The New Sudoku Players' Forum

Website · by **denis_berthier** » Thu Jun 04, 2015 5:24 am

Mathimagics wrote:That was my gut feeling. Trouble is my solver (home grown using classical coding, ie. pretty basic) has far more difficuly with P103, so much that I was convinced I had a bug (or failure to adequately shave my domains).

My results do NOT mean in any way that your solver has a bug. Rating depends on the resolution model. If yours is different, then it's quite normal that you get different relative ratings.

Mathimagics wrote:You mentioned g-whips .... please don't. Is that another SAT or CSP package?

All my results are based on my own CSP solving approach, which I call pattern-based. I can't summarise it here, but you can have an idea by skimming my last book, in which there's also a chapter on Kakuro solving.
The software I developed to implement my approach is CSP-Rules. It is a generic "pattern-based" CSP solver. I have generic rules for whips, braids, g-whips, g-braids, Subsets, ..., all the patterns I introduced in my books.
I have implemented specific interfaces for Sudoku, Futoshiki, Kakuro, Numbrix, Hidato, map colouring and Slitherlink. I have also a few application specific rules for each of these applications (indeed, a lot of rules for Slitherlink).
The ratings I mentioned above are universal, in the sense that they are based on resolution rules meaningful and valid in any finite CSP.

Mathimagics wrote: Every SAT or CSP package I try to install (I'm on Windoze) creates a new set of nightmares for me. MiniSAT, Copris/Scala, and the latest thing I'm trying to decide on is Choco....

All these softwares are based on general CSP-solving strategies, the adaptation to CSP problems of DFS or BFS with additional treatment for constraint propagation.

The main conceptual difference with my approach is, mine is "pattern-based", i.e. each elimination step is based on a well-defined and meaningful resolution rule. As I always use my default simplest-first strategy, I also get the "simplest" solution - in the sense of simplest hardest-step.
The practical difference is, general solvers, like DFS, BFS, SAT, ... or yours (probably), are much faster. The problem they solve is "exponentially" simpler than the problem I solve (simultaneous solving + rating). I don't mean my approach is better: the goals are totally different. When you develop a generator, you need a very fast solver. Using my solver within a generator would be very inefficient.

by **Mathimagics** » Thu Jun 04, 2015 6:11 am

Oh, you've got a book, I'm sorry but I live in a dream world - my specialty for the past 5-7 years since retiring has been number theory (especially the generalised Pell equtaion) and developing fast algorithms for multi-precision computation of the standard functions (cos, exp, log, etc).

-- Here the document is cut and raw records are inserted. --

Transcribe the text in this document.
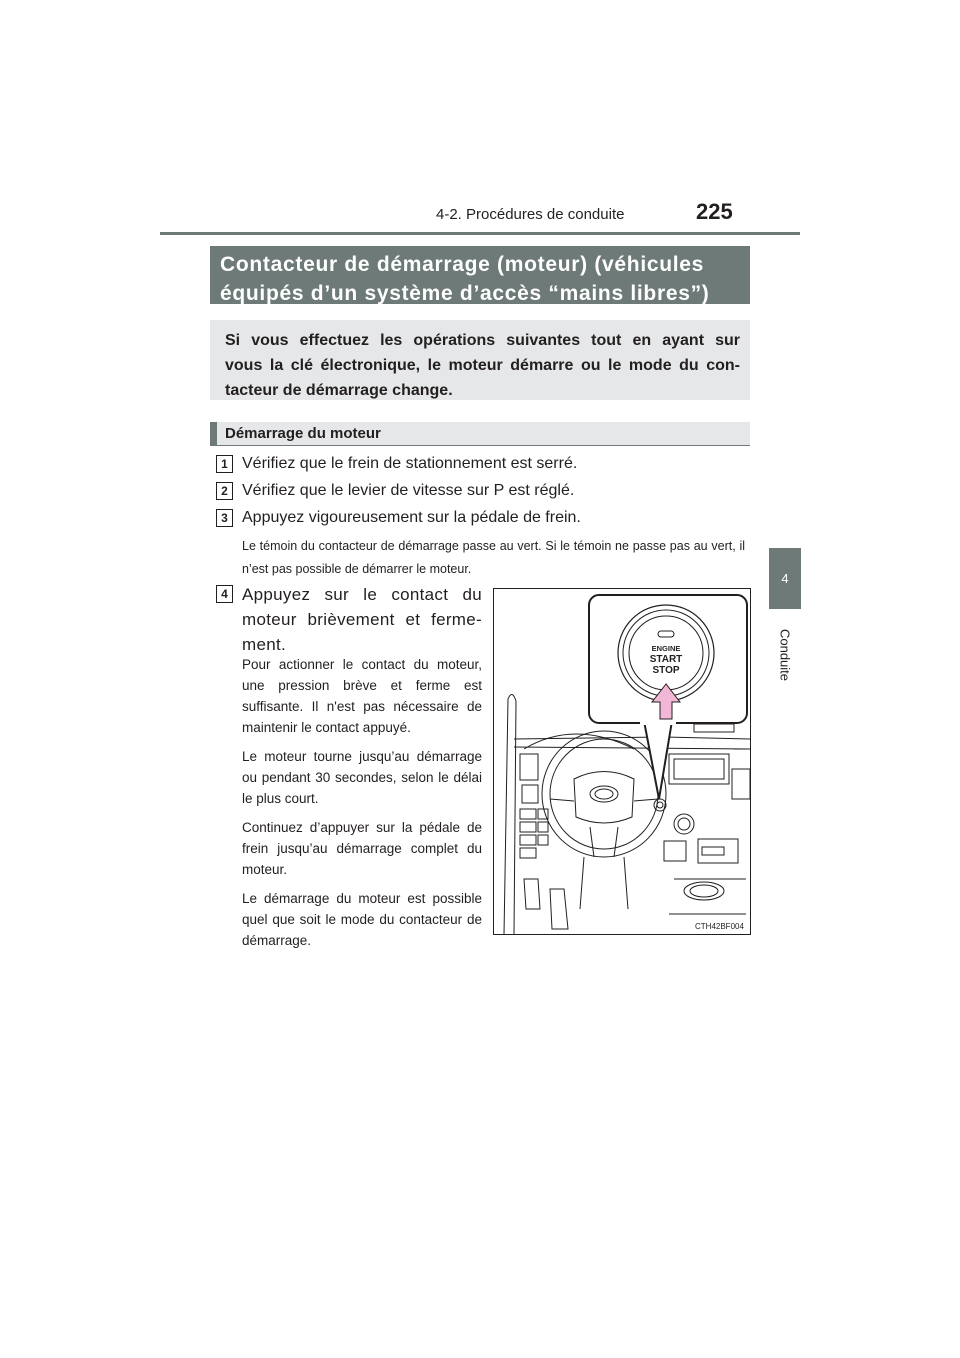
4-2. Procédures de conduite	225
4
Conduite
Contacteur de démarrage (moteur) (véhicules
équipés d’un système d’accès “mains libres”)
Si vous effectuez les opérations suivantes tout en ayant sur
vous la clé électronique, le moteur démarre ou le mode du con-
tacteur de démarrage change.
Démarrage du moteur
1 Vérifiez que le frein de stationnement est serré.
2 Vérifiez que le levier de vitesse sur P est réglé.
3 Appuyez vigoureusement sur la pédale de frein.
Le témoin du contacteur de démarrage passe au vert. Si le témoin ne passe pas au vert, il n’est pas possible de démarrer le moteur.
4 Appuyez sur le contact du
moteur brièvement et ferme-
ment.

Pour actionner le contact du moteur, une pression brève et ferme est suffisante. Il n'est pas nécessaire de maintenir le contact appuyé.

Le moteur tourne jusqu’au démarrage ou pendant 30 secondes, selon le délai le plus court.

Continuez d’appuyer sur la pédale de frein jusqu’au démarrage complet du moteur.

Le démarrage du moteur est possible quel que soit le mode du contacteur de démarrage.

ENGINE
START
STOP
CTH42BF004
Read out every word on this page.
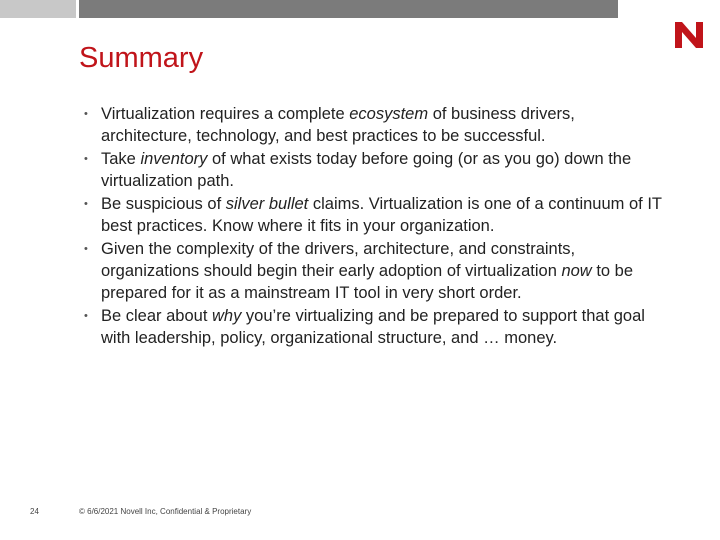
Summary
• Virtualization requires a complete ecosystem of business drivers, architecture, technology, and best practices to be successful.
• Take inventory of what exists today before going (or as you go) down the virtualization path.
• Be suspicious of silver bullet claims. Virtualization is one of a continuum of IT best practices. Know where it fits in your organization.
• Given the complexity of the drivers, architecture, and constraints, organizations should begin their early adoption of virtualization now to be prepared for it as a mainstream IT tool in very short order.
• Be clear about why you’re virtualizing and be prepared to support that goal with leadership, policy, organizational structure, and … money.
24	© 6/6/2021 Novell Inc, Confidential & Proprietary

So I would love to get hold of your chapter on Kakuro, if that's at all possible! Maybe that'd suck me in to buying your book! 8-)

And I'd overlook your misspelling of my handle!

Well, anyway, I've learnt a few things in the week since I began this exercise, and one of them is just what you said :

denis_berthier wrote:When you develop a generator, you need a very fast solver. Using my solver within a generator would be very inefficient.

This became clear when I ran the Copris solver - if the puzzle is well-formed it takes a couple of seconds (99.9999% of that is cranking up the package) but give it an ambiguous definition, and ask it how many solutions there are, it dies in the derriere.

It is ok for simply testing for ambiguity, ie stop at 2, but that's hardly of any use.

It uses a fairly naive "all-different" and "all-addup-to" model, and feeds that into it's generalised puzzle engine. So I can modify the front end, but that's of limited use.

My results do NOT mean in any way that your solver has a bug. Rating depends on the resolution model. If yours is different, then it's quite normal that you get different relative ratings.

No, not a bug, just a sadly inadequate feature! 8-)

Still, early days ....

Website · by **denis_berthier** » Thu Jun 04, 2015 6:19 am

Mathimagics wrote:So I would love to get hold of your chapter on Kakuro, if that's at all possible! Maybe that'd suck me in to buying your book!
And I'd overlook your misspelling of my handle!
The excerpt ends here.